Q   Vous n’êtes donc pas qualifié pour donner votre opinion sur des concepts juridiques et la jurisprudence, est-ce exact?

R  C’est une question difficile. Ça fait tellement partie de l’histoire et de ce que je vois quotidiennement dans le cadre de mon travail que j’estime que mon expérience professionnelle est suffisante pour me permettre de présenter – d’avancer des idées sur des questions juridiques, certainement. Et ma simple compréhension des questions aussi. [Transcription du voir‑dire, 26 mai 2017, à la p 84]

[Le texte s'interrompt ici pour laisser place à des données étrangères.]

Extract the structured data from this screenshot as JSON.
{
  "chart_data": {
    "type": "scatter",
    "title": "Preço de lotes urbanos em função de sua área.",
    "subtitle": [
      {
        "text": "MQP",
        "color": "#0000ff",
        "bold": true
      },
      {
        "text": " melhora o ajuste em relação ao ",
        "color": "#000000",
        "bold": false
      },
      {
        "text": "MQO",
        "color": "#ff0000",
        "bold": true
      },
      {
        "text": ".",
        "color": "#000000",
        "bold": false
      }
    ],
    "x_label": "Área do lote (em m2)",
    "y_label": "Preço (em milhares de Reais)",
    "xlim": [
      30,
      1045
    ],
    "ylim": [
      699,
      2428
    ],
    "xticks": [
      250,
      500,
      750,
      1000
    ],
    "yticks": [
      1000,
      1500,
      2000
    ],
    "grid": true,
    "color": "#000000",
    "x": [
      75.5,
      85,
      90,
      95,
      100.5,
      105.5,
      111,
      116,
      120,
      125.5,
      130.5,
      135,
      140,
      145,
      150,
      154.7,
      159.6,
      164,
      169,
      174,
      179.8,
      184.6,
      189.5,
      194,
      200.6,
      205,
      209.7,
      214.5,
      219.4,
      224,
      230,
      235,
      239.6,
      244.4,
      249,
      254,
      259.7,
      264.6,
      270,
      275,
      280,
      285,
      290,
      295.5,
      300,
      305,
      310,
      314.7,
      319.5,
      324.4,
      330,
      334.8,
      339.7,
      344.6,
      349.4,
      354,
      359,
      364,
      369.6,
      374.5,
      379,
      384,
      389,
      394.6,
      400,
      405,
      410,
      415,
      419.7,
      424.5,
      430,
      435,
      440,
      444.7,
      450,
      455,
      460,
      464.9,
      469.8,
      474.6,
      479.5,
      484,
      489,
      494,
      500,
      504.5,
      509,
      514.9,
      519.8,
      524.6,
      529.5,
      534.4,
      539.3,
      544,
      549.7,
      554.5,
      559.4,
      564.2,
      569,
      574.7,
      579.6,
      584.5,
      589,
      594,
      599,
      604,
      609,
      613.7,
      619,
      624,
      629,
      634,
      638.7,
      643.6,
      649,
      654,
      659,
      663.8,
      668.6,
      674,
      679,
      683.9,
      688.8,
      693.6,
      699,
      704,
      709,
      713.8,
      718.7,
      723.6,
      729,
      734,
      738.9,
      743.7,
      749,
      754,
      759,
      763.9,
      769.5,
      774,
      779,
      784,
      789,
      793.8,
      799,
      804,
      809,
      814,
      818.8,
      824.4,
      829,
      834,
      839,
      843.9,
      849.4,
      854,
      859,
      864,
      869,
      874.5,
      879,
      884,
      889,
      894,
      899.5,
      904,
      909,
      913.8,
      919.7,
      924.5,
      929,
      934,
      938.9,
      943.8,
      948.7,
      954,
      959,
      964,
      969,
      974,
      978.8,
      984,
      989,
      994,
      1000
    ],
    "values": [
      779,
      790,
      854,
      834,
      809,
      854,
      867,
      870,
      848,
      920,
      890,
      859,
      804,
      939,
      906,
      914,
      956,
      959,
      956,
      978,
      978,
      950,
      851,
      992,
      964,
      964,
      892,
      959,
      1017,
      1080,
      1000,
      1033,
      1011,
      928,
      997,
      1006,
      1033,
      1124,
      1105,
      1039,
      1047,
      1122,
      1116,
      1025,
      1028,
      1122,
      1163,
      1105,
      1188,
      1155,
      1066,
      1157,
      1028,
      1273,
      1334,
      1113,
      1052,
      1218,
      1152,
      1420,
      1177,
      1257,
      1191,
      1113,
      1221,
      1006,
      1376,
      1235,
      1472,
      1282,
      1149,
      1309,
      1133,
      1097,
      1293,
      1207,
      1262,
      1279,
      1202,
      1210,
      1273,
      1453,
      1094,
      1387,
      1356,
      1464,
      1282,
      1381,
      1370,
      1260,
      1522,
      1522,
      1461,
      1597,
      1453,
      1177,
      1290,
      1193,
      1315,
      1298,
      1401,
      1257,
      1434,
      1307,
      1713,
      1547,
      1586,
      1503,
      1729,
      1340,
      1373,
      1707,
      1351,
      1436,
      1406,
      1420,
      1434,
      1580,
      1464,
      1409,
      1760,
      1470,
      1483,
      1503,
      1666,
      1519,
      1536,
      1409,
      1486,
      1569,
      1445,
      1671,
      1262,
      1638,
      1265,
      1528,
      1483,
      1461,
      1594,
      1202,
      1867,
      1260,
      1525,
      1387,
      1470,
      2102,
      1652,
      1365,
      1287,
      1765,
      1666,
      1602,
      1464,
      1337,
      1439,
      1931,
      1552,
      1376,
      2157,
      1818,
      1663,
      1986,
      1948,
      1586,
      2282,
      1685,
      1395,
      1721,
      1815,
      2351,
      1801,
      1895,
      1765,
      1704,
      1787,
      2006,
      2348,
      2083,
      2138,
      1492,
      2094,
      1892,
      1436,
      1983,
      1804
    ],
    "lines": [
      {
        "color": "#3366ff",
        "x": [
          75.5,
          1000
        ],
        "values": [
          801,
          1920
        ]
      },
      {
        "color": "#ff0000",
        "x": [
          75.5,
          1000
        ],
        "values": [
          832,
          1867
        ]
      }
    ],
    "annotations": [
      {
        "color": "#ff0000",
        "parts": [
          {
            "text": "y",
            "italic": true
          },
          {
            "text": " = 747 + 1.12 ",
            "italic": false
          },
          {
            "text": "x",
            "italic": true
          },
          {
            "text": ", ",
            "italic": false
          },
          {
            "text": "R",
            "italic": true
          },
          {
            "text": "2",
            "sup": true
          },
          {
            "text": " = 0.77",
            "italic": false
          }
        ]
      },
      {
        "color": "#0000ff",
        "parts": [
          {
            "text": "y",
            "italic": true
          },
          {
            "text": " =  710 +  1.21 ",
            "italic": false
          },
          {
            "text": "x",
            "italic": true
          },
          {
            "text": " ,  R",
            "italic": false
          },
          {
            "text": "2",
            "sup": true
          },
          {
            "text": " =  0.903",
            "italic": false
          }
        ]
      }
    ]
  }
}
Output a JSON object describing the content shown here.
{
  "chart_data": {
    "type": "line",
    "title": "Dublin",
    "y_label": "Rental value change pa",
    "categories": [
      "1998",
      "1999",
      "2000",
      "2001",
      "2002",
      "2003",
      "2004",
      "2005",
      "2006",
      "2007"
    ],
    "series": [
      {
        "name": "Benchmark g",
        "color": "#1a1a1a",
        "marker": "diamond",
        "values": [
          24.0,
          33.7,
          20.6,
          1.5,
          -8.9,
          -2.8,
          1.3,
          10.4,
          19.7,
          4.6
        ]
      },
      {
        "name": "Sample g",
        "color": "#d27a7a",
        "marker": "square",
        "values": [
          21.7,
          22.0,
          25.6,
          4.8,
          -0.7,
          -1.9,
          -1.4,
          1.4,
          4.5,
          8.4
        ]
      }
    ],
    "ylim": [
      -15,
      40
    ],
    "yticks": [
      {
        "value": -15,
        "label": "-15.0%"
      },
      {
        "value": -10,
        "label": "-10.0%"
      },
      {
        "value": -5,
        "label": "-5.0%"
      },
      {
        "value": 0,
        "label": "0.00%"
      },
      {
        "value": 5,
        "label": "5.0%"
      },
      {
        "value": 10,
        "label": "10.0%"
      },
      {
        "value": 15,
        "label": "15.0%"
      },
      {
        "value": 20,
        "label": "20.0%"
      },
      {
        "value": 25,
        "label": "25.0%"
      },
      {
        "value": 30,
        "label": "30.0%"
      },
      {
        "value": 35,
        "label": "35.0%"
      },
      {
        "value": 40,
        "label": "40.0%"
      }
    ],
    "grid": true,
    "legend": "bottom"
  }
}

[55]  Pour étayer ce point de vue, la revendicatrice se fonde sur les principes juridiques établis dans la décision Ross River, qui cite un arrêt de la Cour d’appel de l’Ontario, R c Graat (1980), 116 DLR (3e) 143 à la p 14, 30 OR (2e) 247 (C.A.Ont.), qui reconnaît aux tribunaux le pouvoir discrétionnaire de se prononcer sur l’admissibilité d’un témoignage d’expert sur des « questions fondamentales » (aux para 49–50; Mémoire des faits et du droit d’ʔaq̓am, au para 71).

[56]  Dans la décision Ross River, la cour a conclu que, si un expert fait plusieurs énoncés de fait et de droit, c’est pour établir le contexte historique, juridique et politique de l’époque et ces exposés sont donc admissibles (au para 61). Les faits de l’affaire Ross River se distinguent de ceux de l’espèce puisque, dans cette affaire, l’expert possédait un doctorat en droit de l’Université de Cambridge, qu’il était membre de la Faculté de droit de Cambridge et qu’il avait été expressément appelé pour se prononcer, d’un point de vue juridique, sur une ordonnance de 1870 (aux para 4, 53).

[57]  Certaines parties du rapport Blaak présentent effectivement des arguments juridiques. Or, les opinions juridiques formulées par M. Blaak n’apportent aucune connaissance particulière qui aiderait le Tribunal à tirer des conclusions de fait. Selon la jurisprudence citée par les parties, les passages présentant des opinions juridiques sont inadmissibles. Le rapport joint en annexe montre, marqués d’un trait rouge, les passages à caviarder, à savoir les passages qui contiennent des arguments ou des conclusions juridiques inadmissibles. Ces extraits se trouvent aux pages suivantes : 5, 87, 89–92, 107, et 110.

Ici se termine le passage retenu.